Iruwa afasta a cortina e abre a janela. Os primeiros raios de sol começam a adentrar a casa.
— Está na hora. — Iruwa fecha os olhos e pensa no seu pedido de Natal, desejando do fundo do seu coração que ele se realize. — Desejo que a vida não só dos meus pais, como de todos da comunidade melhore. Desejo que seus problemas desapareçam ou diminuíam e que nunca lhes faltem felicidade. — Assopra, apagando a vela.

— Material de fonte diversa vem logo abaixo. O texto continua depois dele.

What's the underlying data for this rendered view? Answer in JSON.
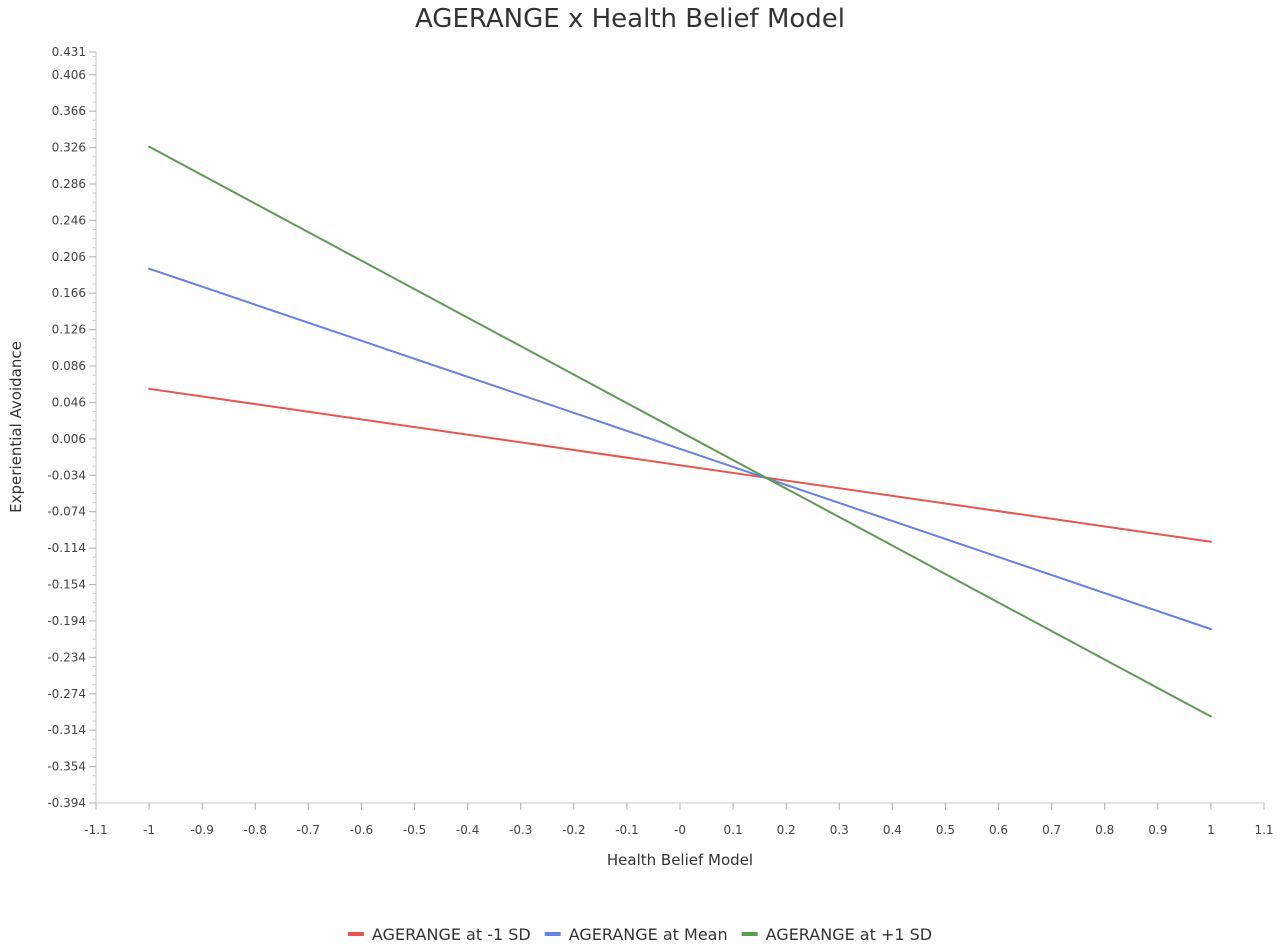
{
  "chart_data": {
    "type": "line",
    "title": "AGERANGE x Health Belief Model",
    "xlabel": "Health Belief Model",
    "ylabel": "Experiential Avoidance",
    "xlim": [
      -1.1,
      1.1
    ],
    "ylim": [
      -0.394,
      0.431
    ],
    "x_ticks": [
      -1.1,
      -1,
      -0.9,
      -0.8,
      -0.7,
      -0.6,
      -0.5,
      -0.4,
      -0.3,
      -0.2,
      -0.1,
      0,
      0.1,
      0.2,
      0.3,
      0.4,
      0.5,
      0.6,
      0.7,
      0.8,
      0.9,
      1,
      1.1
    ],
    "x_tick_labels": [
      "-1.1",
      "-1",
      "-0.9",
      "-0.8",
      "-0.7",
      "-0.6",
      "-0.5",
      "-0.4",
      "-0.3",
      "-0.2",
      "-0.1",
      "-0",
      "0.1",
      "0.2",
      "0.3",
      "0.4",
      "0.5",
      "0.6",
      "0.7",
      "0.8",
      "0.9",
      "1",
      "1.1"
    ],
    "y_ticks": [
      0.431,
      0.406,
      0.366,
      0.326,
      0.286,
      0.246,
      0.206,
      0.166,
      0.126,
      0.086,
      0.046,
      0.006,
      -0.034,
      -0.074,
      -0.114,
      -0.154,
      -0.194,
      -0.234,
      -0.274,
      -0.314,
      -0.354,
      -0.394
    ],
    "y_tick_labels": [
      "0.431",
      "0.406",
      "0.366",
      "0.326",
      "0.286",
      "0.246",
      "0.206",
      "0.166",
      "0.126",
      "0.086",
      "0.046",
      "0.006",
      "-0.034",
      "-0.074",
      "-0.114",
      "-0.154",
      "-0.194",
      "-0.234",
      "-0.274",
      "-0.314",
      "-0.354",
      "-0.394"
    ],
    "grid": false,
    "legend_position": "bottom-center",
    "series": [
      {
        "name": "AGERANGE at -1 SD",
        "color": "#e8554e",
        "x": [
          -1,
          1
        ],
        "y": [
          0.061,
          -0.107
        ]
      },
      {
        "name": "AGERANGE at Mean",
        "color": "#6482e6",
        "x": [
          -1,
          1
        ],
        "y": [
          0.193,
          -0.203
        ]
      },
      {
        "name": "AGERANGE at +1 SD",
        "color": "#5d9a52",
        "x": [
          -1,
          1
        ],
        "y": [
          0.327,
          -0.299
        ]
      }
    ]
  }
}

Um vento gostoso adentra o ambiente e a figura imponente do sol aparece, dando a garota uma bela vista, repleta de cores.
Esquecendo o que sua avó lhe dissera, Iruwa se vira, ainda emocionada, com a intenção de chamar sua família para compartilhar a vista, quando um papagaio-drácula pousa em seu ombro, a fazendo parar imediatamente.
O papagaio-drácula emite um barulho que nos seus ouvidos parece engraçado, o que faz com que a tensão que a menina estava sentindo desaparecesse. Ela o encara. É tão bonito pessoalmente quanto nas fotos que tinha visto na escola, na matéria de biologia. O pássaro esfrega o bico no dorso de seu pescoço e abre as asas, como uma espécie de cumprimento. Iruwa tenta tocar suas penas, no entanto, antes que conseguisse, o papagaio alça vôo, deixando uma pena vermelha cair e tocar sua mão, encaixando-se entre seus dedos.
Olhando novamente para a janela, Iruwa sorri, tendo a certeza de que seu desejo em breve seria realizado.